Contract manufacturer Catalent has agreed to buy the gene therapy CDMO Paragon Bioservices for $1.2 billion.
Paragon Bioservices, a private-equity backed biologics contract development and manufacturing organization (CDMO) focused on gene therapy and next-generation vaccines, will be acquired by fellow CDMO Catalent, the firms announced this morning.
According to its website, 50% of Paragon’s current contracts are for gene therapy. The CDMO also supports vaccine products and has previously won contracts from clients including the US Department of Defense (DoD).
“Paragon’s unparalleled expertise in the rapidly growing market of gene therapy manufacturing will be a transformative addition to our business that we believe will accelerate our long-term growth,” Catalent CEO John Chiminski said.
“Paragon brings to Catalent a complementary capability that will fundamentally enhance our biologics business and our end-to-end integrated biopharmaceutical solutions for customers.”
The deal brings viral vector manufacturing capabilities to Catalent, complementing its biologics production capacity in Wisconsin and Indiana, with a 200,000 square-foot GMP gene therapy biomanufacturing facility in Anne Arundel County, Maryland.
The facility is equipped with 500 L and 2,000 L single-use bioreactors for clinical through commercial material production, supporting Paragon’s customers, of which it claims to serve 20 of the top 40 gene-therapy biopharmaceutical companies.
The deal is expected to close in the second quarter of 2019.
Jefferies analyst David Windley suggested the acquisition is the continuation of Catalent’s M&A growth strategy in a note to investors.

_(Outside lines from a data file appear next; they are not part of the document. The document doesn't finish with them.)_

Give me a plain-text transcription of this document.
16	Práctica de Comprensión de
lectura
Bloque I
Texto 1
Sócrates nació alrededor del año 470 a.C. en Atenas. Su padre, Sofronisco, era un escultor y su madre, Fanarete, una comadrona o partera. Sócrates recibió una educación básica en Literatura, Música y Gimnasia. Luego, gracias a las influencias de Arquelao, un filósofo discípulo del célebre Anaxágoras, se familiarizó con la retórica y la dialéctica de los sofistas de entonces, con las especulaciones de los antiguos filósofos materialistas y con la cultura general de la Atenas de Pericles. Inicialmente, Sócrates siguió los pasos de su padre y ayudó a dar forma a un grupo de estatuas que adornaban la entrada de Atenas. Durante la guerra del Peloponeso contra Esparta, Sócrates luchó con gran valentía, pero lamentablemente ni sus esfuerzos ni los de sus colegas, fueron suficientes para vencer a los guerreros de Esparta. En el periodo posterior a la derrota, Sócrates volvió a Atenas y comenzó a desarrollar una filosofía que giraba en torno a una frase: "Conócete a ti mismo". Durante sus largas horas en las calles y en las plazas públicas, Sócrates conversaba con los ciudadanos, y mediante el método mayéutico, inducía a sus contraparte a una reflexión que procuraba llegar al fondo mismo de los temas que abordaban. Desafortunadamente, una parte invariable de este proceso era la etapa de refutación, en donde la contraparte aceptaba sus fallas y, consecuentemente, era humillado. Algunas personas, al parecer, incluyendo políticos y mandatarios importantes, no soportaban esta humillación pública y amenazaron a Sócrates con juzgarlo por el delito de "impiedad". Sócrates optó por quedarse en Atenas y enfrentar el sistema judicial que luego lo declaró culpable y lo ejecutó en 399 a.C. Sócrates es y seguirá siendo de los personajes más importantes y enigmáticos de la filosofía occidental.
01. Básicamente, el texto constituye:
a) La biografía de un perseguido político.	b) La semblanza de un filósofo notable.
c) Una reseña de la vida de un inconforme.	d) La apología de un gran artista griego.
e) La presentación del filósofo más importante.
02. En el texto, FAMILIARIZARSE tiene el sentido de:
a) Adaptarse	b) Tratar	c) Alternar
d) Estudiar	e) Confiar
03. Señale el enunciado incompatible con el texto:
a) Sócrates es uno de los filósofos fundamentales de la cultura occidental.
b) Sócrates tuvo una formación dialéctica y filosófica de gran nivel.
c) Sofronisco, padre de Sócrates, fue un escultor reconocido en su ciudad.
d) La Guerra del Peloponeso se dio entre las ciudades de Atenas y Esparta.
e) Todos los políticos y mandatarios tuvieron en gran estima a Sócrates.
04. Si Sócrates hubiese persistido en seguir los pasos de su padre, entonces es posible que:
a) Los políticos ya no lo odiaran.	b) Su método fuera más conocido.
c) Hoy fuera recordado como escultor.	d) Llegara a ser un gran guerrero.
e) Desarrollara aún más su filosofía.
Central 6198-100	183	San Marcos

“Catalent has been acquiring steadily to add capabilities to its platform. In that regard, Paragon fits nicely in that strategy. Gene therapy as a therapeutic approach has achieved the validation (de-risking) of a US approval for Luxturna (Spark Therapeutics). Catalent has invested aggressively (organic and inorganic) in its large molecule manufacturing capabilities. Paragon would add yet another platform.”
In September 2017, the CDMO acquired Bloomington, Indiana-based drug substance and drug product manufacturer Cook Pharmica for $950 million, significantly expanding its biologics capabilities. The recent acquisition of delivery tech and development solutions firm Juniper Pharmaceuticals for $150 million has also expanded Catalent’s small molecule business.
With demand for cell gene therapy manufacturing capabilities currently outstripping supply, the news is the latest example of third-party gene therapy consolidation. Last month, Thermo Fisher paid $1.7 billion to buy viral vector manufacturer Brammer Bio. Lonza, meanwhile, has acquired PharmaCell and a major stake in cell therapy partner Octane Biotech, while Hitachi Chemical recently paid $86 million for German cell therapy manufacturing firm apceth Biopharma.